There has been a body of research that indicates that teachers’ beliefs about mathematics and their knowledge of how students learn mathematics can influence their teaching effectiveness. This class will focus on students’ learning of mathematics. The view of mathematics that will be taken in this course is different from that with which many of you have grown up. Rather than viewing mathematics as a collection of rules to be followed, we will view mathematics as a creative and cooperative endeavor that students can only come to understand by building upon their existing knowledge. Furthermore, mathematical concepts are not learned in a single day, but rather develop over time. This course will not complete your education in learning how to teach mathematics. Rather, it is but one stage in a continuing evolution of yourself as a mathematics teacher. By the end of this course, it is my hope that you will begin to see yourself as an intelligent consumer of mathematics education and will have developed the ability to ask the important questions that will guide you in developing the mathematics curriculum for the students you teach.

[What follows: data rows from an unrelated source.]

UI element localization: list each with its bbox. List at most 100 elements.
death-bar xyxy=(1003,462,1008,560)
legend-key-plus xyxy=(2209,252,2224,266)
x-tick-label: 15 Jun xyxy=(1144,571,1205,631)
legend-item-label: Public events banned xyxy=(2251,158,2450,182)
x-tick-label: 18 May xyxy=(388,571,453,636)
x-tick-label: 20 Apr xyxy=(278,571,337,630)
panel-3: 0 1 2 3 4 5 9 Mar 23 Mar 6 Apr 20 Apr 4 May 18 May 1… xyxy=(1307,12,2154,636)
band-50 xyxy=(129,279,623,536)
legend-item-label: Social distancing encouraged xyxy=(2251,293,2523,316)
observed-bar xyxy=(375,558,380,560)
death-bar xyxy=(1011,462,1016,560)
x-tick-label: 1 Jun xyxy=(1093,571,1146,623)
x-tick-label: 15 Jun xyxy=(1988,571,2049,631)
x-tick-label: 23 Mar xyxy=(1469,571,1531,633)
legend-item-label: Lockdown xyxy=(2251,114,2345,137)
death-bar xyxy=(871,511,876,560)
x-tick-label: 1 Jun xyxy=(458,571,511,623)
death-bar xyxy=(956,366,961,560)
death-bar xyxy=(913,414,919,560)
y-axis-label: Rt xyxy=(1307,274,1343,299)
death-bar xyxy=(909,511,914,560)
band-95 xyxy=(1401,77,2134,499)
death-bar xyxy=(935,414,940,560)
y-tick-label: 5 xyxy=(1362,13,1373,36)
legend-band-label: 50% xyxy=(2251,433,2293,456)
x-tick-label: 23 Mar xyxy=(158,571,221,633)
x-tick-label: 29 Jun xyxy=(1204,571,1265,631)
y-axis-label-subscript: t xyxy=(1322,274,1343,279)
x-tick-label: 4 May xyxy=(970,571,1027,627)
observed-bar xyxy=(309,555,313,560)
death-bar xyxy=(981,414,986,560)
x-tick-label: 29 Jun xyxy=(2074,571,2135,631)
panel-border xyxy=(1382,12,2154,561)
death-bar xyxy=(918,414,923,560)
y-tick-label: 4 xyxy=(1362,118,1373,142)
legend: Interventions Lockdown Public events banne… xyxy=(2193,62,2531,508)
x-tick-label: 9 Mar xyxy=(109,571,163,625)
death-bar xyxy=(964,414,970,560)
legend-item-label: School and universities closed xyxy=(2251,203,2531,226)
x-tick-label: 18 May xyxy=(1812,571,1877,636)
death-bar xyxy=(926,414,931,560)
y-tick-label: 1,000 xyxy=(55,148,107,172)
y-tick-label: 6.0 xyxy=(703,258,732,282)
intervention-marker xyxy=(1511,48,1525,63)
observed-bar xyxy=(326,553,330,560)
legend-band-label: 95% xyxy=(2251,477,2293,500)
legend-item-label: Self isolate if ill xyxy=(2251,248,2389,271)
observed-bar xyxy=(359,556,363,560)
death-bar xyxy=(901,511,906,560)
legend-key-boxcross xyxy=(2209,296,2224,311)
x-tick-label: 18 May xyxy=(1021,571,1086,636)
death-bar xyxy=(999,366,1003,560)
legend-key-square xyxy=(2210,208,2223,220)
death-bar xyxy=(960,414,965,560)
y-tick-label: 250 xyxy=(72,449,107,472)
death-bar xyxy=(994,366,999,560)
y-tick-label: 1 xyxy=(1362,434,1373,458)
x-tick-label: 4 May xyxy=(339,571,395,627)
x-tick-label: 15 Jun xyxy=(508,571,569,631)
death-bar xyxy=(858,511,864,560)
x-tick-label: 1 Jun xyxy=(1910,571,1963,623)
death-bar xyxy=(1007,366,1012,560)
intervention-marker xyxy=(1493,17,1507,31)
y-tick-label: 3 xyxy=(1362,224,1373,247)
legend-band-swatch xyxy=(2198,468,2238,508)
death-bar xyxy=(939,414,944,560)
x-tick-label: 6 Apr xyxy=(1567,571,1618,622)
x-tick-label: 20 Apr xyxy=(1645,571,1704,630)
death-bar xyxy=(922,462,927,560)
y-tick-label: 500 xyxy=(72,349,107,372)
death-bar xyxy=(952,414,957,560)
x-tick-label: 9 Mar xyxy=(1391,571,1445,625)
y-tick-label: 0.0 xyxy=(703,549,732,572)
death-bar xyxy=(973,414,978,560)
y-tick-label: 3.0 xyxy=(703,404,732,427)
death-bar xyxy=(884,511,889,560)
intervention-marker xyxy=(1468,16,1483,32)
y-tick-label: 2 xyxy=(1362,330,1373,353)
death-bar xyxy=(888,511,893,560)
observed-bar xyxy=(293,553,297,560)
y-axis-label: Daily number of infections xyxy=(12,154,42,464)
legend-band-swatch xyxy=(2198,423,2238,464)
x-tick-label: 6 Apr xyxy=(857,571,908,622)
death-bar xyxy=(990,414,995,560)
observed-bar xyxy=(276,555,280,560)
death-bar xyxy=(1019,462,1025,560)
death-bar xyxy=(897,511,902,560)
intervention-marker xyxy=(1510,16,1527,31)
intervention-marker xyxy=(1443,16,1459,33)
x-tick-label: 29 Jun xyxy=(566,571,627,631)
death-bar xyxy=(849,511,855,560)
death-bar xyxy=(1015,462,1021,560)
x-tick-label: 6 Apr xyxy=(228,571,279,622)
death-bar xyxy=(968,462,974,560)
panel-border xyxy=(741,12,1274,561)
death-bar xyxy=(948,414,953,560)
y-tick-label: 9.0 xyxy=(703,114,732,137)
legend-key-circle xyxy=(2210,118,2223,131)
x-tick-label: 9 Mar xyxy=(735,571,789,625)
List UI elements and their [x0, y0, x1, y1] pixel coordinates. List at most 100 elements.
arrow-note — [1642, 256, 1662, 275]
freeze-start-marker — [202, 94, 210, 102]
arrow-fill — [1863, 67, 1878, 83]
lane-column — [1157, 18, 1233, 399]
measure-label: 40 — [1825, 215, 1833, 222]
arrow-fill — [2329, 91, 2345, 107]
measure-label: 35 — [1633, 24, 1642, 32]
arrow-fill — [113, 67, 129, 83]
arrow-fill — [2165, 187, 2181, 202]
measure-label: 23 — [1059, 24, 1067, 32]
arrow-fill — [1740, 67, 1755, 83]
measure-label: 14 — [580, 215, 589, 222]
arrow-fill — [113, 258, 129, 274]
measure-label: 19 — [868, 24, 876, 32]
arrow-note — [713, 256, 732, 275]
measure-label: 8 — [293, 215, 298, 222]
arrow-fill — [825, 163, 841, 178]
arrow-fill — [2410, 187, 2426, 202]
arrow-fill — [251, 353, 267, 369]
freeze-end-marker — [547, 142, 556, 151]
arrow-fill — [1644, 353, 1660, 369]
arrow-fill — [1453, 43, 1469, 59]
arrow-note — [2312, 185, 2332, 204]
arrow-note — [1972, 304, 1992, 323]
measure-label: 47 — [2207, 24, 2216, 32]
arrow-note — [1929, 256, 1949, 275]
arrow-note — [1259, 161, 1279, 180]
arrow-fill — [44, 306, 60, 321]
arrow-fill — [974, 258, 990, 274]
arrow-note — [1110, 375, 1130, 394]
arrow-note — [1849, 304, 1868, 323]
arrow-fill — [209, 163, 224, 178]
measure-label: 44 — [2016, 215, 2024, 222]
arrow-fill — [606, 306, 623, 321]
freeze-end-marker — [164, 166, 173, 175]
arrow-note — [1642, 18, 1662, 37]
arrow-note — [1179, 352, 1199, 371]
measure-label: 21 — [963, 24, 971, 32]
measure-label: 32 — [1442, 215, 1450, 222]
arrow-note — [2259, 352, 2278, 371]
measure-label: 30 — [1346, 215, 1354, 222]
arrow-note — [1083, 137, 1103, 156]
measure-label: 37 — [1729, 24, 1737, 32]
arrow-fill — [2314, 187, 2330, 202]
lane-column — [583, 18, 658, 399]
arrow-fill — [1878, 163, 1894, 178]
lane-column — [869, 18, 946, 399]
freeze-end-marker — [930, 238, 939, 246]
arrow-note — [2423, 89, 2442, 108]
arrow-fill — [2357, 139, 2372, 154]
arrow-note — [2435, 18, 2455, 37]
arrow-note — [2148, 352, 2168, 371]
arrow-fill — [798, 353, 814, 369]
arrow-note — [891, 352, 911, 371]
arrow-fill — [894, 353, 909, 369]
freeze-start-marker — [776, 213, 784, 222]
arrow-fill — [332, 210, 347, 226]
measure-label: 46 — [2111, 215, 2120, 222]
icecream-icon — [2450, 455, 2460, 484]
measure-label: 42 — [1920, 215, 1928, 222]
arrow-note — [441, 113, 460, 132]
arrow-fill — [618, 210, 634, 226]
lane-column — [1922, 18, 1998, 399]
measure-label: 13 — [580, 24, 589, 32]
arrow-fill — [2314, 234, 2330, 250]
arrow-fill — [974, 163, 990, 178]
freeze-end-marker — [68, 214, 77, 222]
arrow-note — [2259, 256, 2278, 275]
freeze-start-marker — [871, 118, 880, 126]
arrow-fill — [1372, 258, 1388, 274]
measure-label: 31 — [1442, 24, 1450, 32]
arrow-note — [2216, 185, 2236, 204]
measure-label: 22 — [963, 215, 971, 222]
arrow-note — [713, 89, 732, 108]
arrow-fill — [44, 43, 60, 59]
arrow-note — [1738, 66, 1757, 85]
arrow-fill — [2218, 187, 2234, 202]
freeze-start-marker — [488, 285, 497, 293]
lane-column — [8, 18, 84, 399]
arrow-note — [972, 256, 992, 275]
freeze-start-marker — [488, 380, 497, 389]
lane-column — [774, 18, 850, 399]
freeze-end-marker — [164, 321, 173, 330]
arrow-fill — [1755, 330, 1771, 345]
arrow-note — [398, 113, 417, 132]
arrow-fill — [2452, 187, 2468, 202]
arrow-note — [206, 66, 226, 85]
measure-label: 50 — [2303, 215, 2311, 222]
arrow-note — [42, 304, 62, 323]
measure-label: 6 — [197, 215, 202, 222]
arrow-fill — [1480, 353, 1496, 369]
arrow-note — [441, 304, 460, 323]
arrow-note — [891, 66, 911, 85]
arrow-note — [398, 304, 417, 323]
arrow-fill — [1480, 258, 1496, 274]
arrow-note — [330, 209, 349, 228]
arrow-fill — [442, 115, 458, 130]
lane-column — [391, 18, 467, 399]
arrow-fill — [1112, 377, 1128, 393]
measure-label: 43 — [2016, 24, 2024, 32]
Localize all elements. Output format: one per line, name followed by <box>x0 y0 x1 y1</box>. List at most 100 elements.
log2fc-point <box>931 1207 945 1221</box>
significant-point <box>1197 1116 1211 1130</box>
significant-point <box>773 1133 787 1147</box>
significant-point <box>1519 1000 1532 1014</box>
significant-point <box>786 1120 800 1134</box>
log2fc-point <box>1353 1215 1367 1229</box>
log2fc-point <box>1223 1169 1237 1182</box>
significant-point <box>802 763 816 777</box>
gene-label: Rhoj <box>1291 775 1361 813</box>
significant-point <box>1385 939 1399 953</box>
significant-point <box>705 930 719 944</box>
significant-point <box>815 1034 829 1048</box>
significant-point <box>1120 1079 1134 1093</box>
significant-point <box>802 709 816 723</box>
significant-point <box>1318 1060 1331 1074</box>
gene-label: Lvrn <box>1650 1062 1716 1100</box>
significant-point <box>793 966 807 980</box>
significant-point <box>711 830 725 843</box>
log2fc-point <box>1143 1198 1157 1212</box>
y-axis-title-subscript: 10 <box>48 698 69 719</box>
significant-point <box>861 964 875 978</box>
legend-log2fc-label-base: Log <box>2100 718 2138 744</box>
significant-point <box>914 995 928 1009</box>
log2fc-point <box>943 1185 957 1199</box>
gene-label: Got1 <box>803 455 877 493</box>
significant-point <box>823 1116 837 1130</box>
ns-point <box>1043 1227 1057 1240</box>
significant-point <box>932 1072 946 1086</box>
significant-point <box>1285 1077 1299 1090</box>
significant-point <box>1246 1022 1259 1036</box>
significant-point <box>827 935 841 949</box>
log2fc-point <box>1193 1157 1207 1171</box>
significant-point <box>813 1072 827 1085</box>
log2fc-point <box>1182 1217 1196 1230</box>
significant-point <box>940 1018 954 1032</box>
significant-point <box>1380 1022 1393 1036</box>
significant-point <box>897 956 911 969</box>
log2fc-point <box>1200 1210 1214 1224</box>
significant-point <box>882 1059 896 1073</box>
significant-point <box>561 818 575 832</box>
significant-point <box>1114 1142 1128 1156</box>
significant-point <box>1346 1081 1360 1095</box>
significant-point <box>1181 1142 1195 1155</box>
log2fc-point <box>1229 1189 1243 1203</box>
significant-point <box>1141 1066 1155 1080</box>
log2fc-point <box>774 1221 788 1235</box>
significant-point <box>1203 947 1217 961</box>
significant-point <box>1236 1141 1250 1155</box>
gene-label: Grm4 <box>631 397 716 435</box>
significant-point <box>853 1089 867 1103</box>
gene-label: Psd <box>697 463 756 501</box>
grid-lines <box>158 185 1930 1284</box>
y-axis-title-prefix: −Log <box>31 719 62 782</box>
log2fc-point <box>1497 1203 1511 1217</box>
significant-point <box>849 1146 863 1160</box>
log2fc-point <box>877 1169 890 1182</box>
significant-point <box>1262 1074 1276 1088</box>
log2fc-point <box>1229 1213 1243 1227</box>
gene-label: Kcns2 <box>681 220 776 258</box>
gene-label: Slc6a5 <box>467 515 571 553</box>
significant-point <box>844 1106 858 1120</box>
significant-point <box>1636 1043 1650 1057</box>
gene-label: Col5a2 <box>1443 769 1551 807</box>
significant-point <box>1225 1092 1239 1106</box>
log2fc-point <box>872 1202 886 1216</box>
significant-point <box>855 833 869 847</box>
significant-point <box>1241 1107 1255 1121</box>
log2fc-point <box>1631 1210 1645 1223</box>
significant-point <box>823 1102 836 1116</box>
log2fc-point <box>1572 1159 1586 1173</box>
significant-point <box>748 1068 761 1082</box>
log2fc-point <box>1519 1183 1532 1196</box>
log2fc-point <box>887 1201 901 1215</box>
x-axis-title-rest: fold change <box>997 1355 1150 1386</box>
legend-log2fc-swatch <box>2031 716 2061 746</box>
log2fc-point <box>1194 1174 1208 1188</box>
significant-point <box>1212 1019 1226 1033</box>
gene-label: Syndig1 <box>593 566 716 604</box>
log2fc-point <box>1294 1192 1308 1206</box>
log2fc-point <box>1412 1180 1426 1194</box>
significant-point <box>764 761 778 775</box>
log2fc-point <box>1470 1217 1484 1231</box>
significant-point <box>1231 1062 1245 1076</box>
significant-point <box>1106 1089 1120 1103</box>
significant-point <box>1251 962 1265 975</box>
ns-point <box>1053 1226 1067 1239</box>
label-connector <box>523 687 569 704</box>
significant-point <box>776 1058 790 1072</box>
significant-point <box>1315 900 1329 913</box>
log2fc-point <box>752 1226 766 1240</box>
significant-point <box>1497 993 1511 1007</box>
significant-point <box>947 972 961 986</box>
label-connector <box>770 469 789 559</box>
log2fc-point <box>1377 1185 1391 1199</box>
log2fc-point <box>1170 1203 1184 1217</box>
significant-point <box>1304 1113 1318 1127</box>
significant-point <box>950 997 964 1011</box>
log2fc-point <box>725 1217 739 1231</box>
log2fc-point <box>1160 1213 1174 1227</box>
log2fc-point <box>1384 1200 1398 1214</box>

B. COURSE GOALS/OBJECTIVES
1. Integrate the National Council of Teachers of Mathematics and the New York State Standards regarding the teaching and learning of early childhood mathematics, and plan instruction that follows these recommendations [NYS v,vii,ix, INTASC 1,3,4,7,8,9, ACEI 1,2D; NAEYC 1,4];
2. Review and study topics in the b-2 mathematics curriculum and their development in the elementary school program [NYS v,vii,ix, INTASC I, 3, ACEI 2D; NAEYC 1,4];
3. View mathematics as a science and process of making sense of the world around them [NYS ix, INTASCI 1, ACEI 2D; NAEYC 1,4];
4. Integrate a wide variety of activities and manipulative materials that engage students in reflective thought [NYS v,vii, INTASC I,3,4,8,9, ACEI 3C; NAEYC 1,4];
5. Identify classroom teaching/learning problems and to propose possible solutions
[ NYS v,vii, INTASC 3,7,8, 9, ACEI 2A,2D; NAEYC 1,4];
6. Engage in designing activities and assessing student achievement [NYS v,vii, INTASC I,3,4,7,8,9, ACEI 2A, 4; NAEYC 1,4];
There are three “big” ideas I hope that you take from this course:
1. School mathematics is the science and process of making sense of things. Mathematics is a verb: it involves investigating, verifying, exploring, explaining, discovering, conjecturing, describing, etc.
2. The most significant factor in helping children learn mathematics is to provide tasks or activities where children are actively engaged in reflective thought.
3. Mathematics is fun and enjoyable, both to learn and teach. It is not boring nor does it consist of mindless and tediously repetitious tasks.